NJIT is a public school, no?

@chansu99 - Good catch, my mistake.

I checked the other technical institutes and IIT is private, so it should be added.

I changed the title so that it reflects private schools. I wondered at first why UT-Austin wasn’t anywhere on the list!

@coolweather- the initial motivation for the list was to help out a poster who had been rejected from UPenn Engineering and was looking for similar schools where “similar” was defined as schools that offered access to research
and aid for someone with a sibling in college.

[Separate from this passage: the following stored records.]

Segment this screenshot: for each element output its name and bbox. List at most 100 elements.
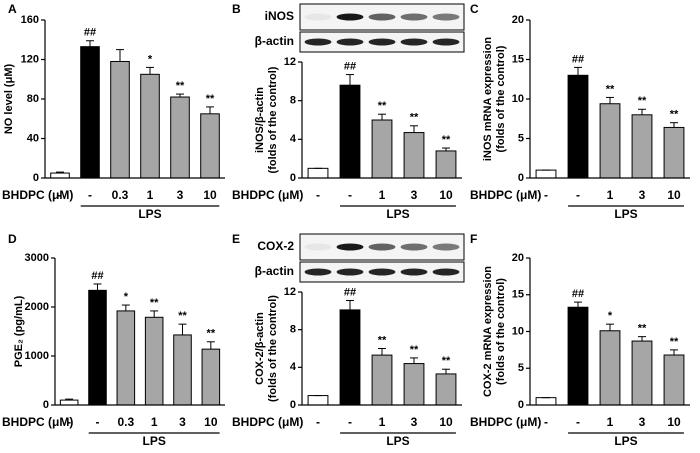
blot-band: [336, 38, 364, 46]
y-axis-label: NO level (μM): [3, 64, 15, 135]
y-tick-label: 10: [512, 325, 524, 337]
row-label: BHDPC (μM): [2, 415, 73, 429]
y-tick-label: 20: [512, 252, 524, 264]
significance-label: **: [206, 93, 215, 105]
bar: [201, 348, 221, 406]
bar: [173, 334, 192, 406]
bar: [170, 96, 190, 179]
y-tick-label: 12: [284, 286, 296, 298]
x-tick-label: 1: [147, 188, 154, 202]
y-tick-label: 3000: [25, 252, 49, 264]
y-tick-label: 80: [27, 93, 39, 105]
blot-band: [400, 38, 428, 46]
y-tick-label: 2000: [25, 301, 49, 313]
significance-label: **: [410, 344, 419, 356]
blot-band: [400, 268, 428, 276]
error-bar: [176, 93, 184, 98]
y-tick-label: 0: [518, 172, 524, 184]
significance-label: *: [608, 310, 613, 322]
y-axis-label: COX-2/β-actin: [254, 312, 266, 385]
significance-label: ##: [84, 27, 96, 39]
bar: [435, 373, 457, 406]
panel-label: B: [232, 2, 241, 16]
bar: [88, 289, 107, 406]
panel-label: F: [470, 232, 477, 246]
y-tick-label: 4: [290, 133, 297, 145]
y-tick-label: 0: [518, 399, 524, 411]
y-axis-label: PGE₂ (pg/mL): [13, 295, 25, 367]
significance-label: **: [442, 355, 451, 367]
error-bar: [56, 171, 64, 174]
error-bar: [410, 125, 418, 133]
significance-label: ##: [344, 60, 356, 72]
significance-label: **: [176, 80, 185, 92]
bar: [339, 309, 361, 406]
blot-band: [304, 268, 332, 276]
blot-label: iNOS: [265, 9, 294, 23]
significance-label: **: [670, 109, 679, 121]
bar: [339, 84, 361, 179]
y-tick-label: 0: [43, 399, 49, 411]
x-tick-label: 10: [667, 415, 681, 429]
y-tick-label: 5: [518, 362, 524, 374]
bar: [567, 306, 589, 406]
blot-band: [336, 268, 364, 276]
bar: [535, 397, 557, 406]
y-axis-label: iNOS mRNA expression: [482, 37, 494, 162]
blot-band: [400, 13, 428, 21]
significance-label: ##: [344, 286, 356, 298]
blot-band: [368, 243, 396, 251]
bar: [371, 354, 393, 406]
y-tick-label: 12: [284, 56, 296, 68]
bar: [663, 126, 685, 179]
bar: [80, 46, 100, 179]
error-bar: [378, 113, 386, 120]
x-tick-label: 3: [639, 415, 646, 429]
significance-label: *: [124, 291, 129, 303]
row-label: BHDPC (μM): [470, 415, 541, 429]
significance-label: **: [638, 323, 647, 335]
error-bar: [93, 283, 102, 291]
blot-band: [304, 13, 332, 21]
blot-band: [400, 243, 428, 251]
error-bar: [116, 49, 124, 62]
x-tick-label: 3: [411, 188, 418, 202]
panel-label: C: [470, 2, 479, 16]
bar: [403, 363, 425, 406]
x-tick-label: -: [88, 188, 92, 202]
x-tick-label: -: [316, 188, 320, 202]
blot-band: [368, 38, 396, 46]
panel-label: A: [8, 2, 17, 16]
y-tick-label: 0: [290, 172, 296, 184]
significance-label: **: [207, 328, 216, 340]
blot-band: [304, 38, 332, 46]
group-label: LPS: [142, 434, 165, 448]
bar: [631, 114, 653, 179]
significance-label: **: [606, 83, 615, 95]
y-tick-label: 10: [512, 93, 524, 105]
x-tick-label: 1: [607, 188, 614, 202]
error-bar: [346, 299, 354, 310]
y-tick-label: 8: [290, 324, 296, 336]
group-label: LPS: [614, 434, 637, 448]
bar: [403, 132, 425, 179]
group-label: LPS: [386, 434, 409, 448]
bar: [663, 354, 685, 406]
group-label: LPS: [614, 207, 637, 221]
error-bar: [442, 368, 450, 374]
y-tick-label: 15: [512, 289, 524, 301]
x-tick-label: 3: [639, 188, 646, 202]
significance-label: **: [442, 134, 451, 146]
y-axis-label: iNOS/β-actin: [254, 87, 266, 153]
x-tick-label: -: [544, 415, 548, 429]
error-bar: [146, 66, 154, 75]
x-tick-label: 10: [203, 188, 217, 202]
bar: [307, 167, 329, 179]
significance-label: **: [670, 336, 679, 348]
error-bar: [638, 108, 646, 115]
error-bar: [65, 398, 74, 401]
y-tick-label: 40: [27, 132, 39, 144]
bar: [371, 119, 393, 179]
error-bar: [442, 147, 450, 151]
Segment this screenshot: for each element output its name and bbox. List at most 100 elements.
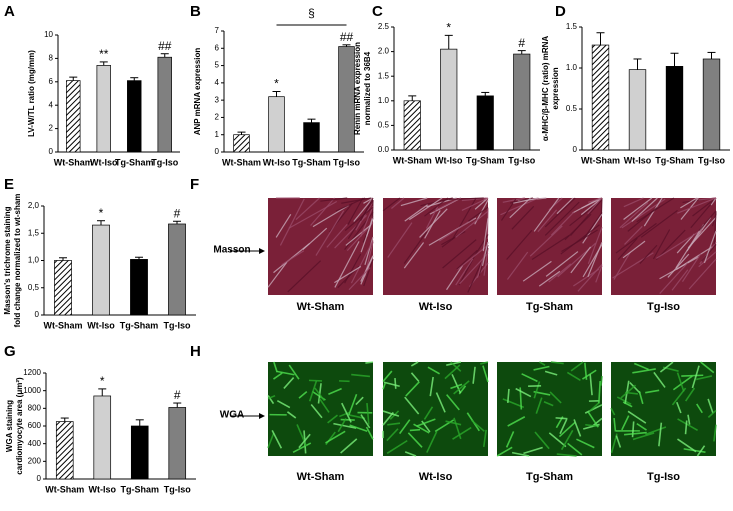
y-axis-label: fold change normalized to wt-sham xyxy=(13,194,22,328)
texture xyxy=(334,265,362,284)
y-axis-label: LV-W/TL ratio (mg/mm) xyxy=(27,50,36,137)
significance-mark: ** xyxy=(99,47,109,61)
texture xyxy=(344,206,374,231)
texture xyxy=(482,218,489,252)
bar xyxy=(168,223,186,316)
y-tick-label: 4 xyxy=(49,100,54,109)
texture xyxy=(407,432,423,448)
texture xyxy=(446,394,460,411)
texture xyxy=(636,422,647,431)
texture xyxy=(621,415,630,431)
texture xyxy=(680,197,698,209)
image-label: Wt-Sham xyxy=(297,301,345,313)
panel-letter: H xyxy=(190,343,201,360)
texture xyxy=(523,446,543,455)
y-tick-label: 1000 xyxy=(23,386,41,395)
panel-letter: C xyxy=(372,3,383,20)
texture xyxy=(684,387,696,402)
texture xyxy=(326,223,348,248)
texture xyxy=(410,372,420,382)
y-tick-label: 1.0 xyxy=(378,96,390,105)
bar xyxy=(665,66,684,151)
x-tick-label: Tg-Sham xyxy=(120,320,159,330)
y-tick-label: 1.0 xyxy=(566,63,578,72)
texture xyxy=(455,258,474,286)
texture xyxy=(308,379,323,382)
bar xyxy=(157,56,172,153)
texture xyxy=(698,251,717,268)
y-axis-label: cardiomyocyte area (μm²) xyxy=(15,377,24,475)
texture xyxy=(288,201,338,229)
texture xyxy=(424,197,449,217)
texture xyxy=(283,377,295,389)
texture xyxy=(382,411,394,426)
micrograph xyxy=(382,361,489,457)
texture xyxy=(453,380,470,395)
texture xyxy=(275,214,292,238)
texture xyxy=(425,205,439,229)
texture xyxy=(696,403,703,414)
row-label: WGA xyxy=(220,410,244,421)
texture xyxy=(419,208,448,238)
texture xyxy=(522,260,552,282)
y-tick-label: 2.0 xyxy=(378,47,390,56)
texture xyxy=(588,197,603,203)
texture xyxy=(455,210,489,238)
texture xyxy=(310,404,323,419)
bar xyxy=(440,48,458,151)
texture xyxy=(587,411,599,428)
texture xyxy=(589,373,593,396)
significance-mark: * xyxy=(274,77,279,91)
texture xyxy=(506,251,529,280)
texture xyxy=(505,431,515,448)
texture xyxy=(545,251,579,277)
x-tick-label: Wt-Iso xyxy=(435,155,463,165)
texture xyxy=(684,420,688,435)
texture xyxy=(533,381,541,399)
texture xyxy=(435,392,446,413)
texture xyxy=(543,400,554,407)
y-axis-label: α-MHC/β-MHC (ratio) mRNA xyxy=(541,36,550,142)
texture xyxy=(667,253,690,278)
texture xyxy=(340,438,358,454)
texture xyxy=(645,426,667,436)
texture xyxy=(534,431,550,450)
bar xyxy=(268,96,285,153)
texture xyxy=(622,401,633,408)
texture xyxy=(339,411,350,418)
texture xyxy=(690,197,717,229)
texture xyxy=(555,417,568,420)
texture xyxy=(353,197,374,222)
texture xyxy=(296,424,308,447)
texture xyxy=(696,445,706,457)
texture xyxy=(341,402,352,423)
texture xyxy=(627,410,647,424)
x-tick-label: Wt-Sham xyxy=(45,484,84,494)
texture xyxy=(509,197,531,219)
texture xyxy=(481,241,489,267)
significance-mark: * xyxy=(100,374,105,388)
texture xyxy=(707,398,714,414)
texture xyxy=(351,373,371,378)
texture xyxy=(623,197,644,208)
texture xyxy=(360,205,374,237)
texture xyxy=(360,255,374,282)
texture xyxy=(391,197,405,209)
bar xyxy=(303,122,320,153)
texture xyxy=(403,242,425,269)
texture xyxy=(349,424,368,433)
texture xyxy=(450,383,463,390)
texture xyxy=(595,265,603,283)
image-label: Wt-Sham xyxy=(297,471,345,483)
texture xyxy=(681,374,704,377)
texture xyxy=(587,226,603,264)
x-tick-label: Wt-Sham xyxy=(44,320,83,330)
texture xyxy=(533,197,560,232)
texture xyxy=(337,418,347,433)
texture xyxy=(273,361,278,373)
y-tick-label: 0 xyxy=(37,474,42,483)
y-tick-label: 2 xyxy=(49,124,54,133)
y-tick-label: 1.5 xyxy=(378,71,390,80)
texture xyxy=(382,382,386,390)
texture xyxy=(467,206,489,222)
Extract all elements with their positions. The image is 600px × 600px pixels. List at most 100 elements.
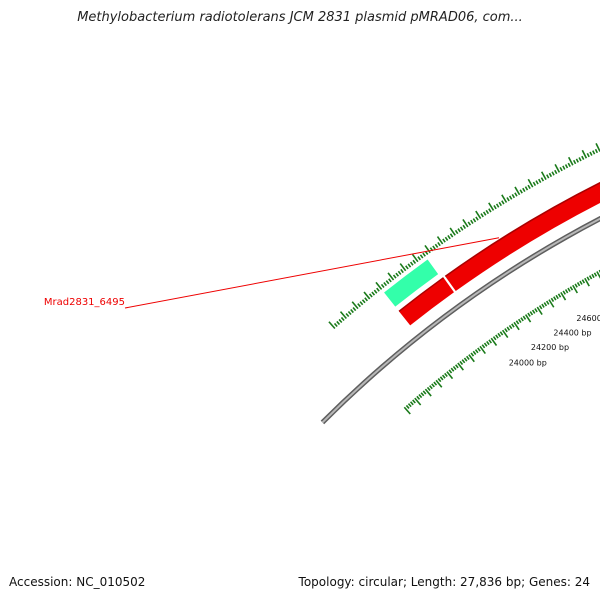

Caltech has only 67 non-bio engineering graduates/year, so it falls under the 100 threshold. I was thinking of having a separate list of schools with programs under 100 because “crossovers” from science, general engineering and engineering science degrees can bias the numbers as well as the effects of small numbers in general. For context, Caltech has 51 physical science grads per year and UPenn (which is 12 times Caltech’s size) has 55.

Caltech, Olin (which has engineering 81 grads per year) and Harvey Mudd (which has 55 engineering grads per year) would be at the top of this list. Some liberal arts colleges and Ivy League schools with small engineering programs may also do well.

Publics tend to have broader array of engineering programs - some of which don’t align with the areas that research fellowships are awarded, and they are impacted by the effects of large numbers. They probably need to be treated separately to prevent apples to oranges comparisons.

I did a quick check and Berkley appeared to be the highest public and it was tied with Penn for #10.

This list generally makes a lot of sense for undergrad engineering research. It seems to push down strong schools where students tend to be more applied, which it should for this purpose. Great job @Mastadon! I love it.

According to the Illinois Tech documentation, the number of B.S. degrees conferred in Engineering (including Civil, Architectural, Mechanical, Materials, Aerospace, Chemical, Electrical, and Computer Engineering) is

2013 246
2014 287
2015 262
2016 328
Avg 281

The number of NSF Graduate Fellowships over the period in the link for the OP is 6 and so the ratio is 0.02.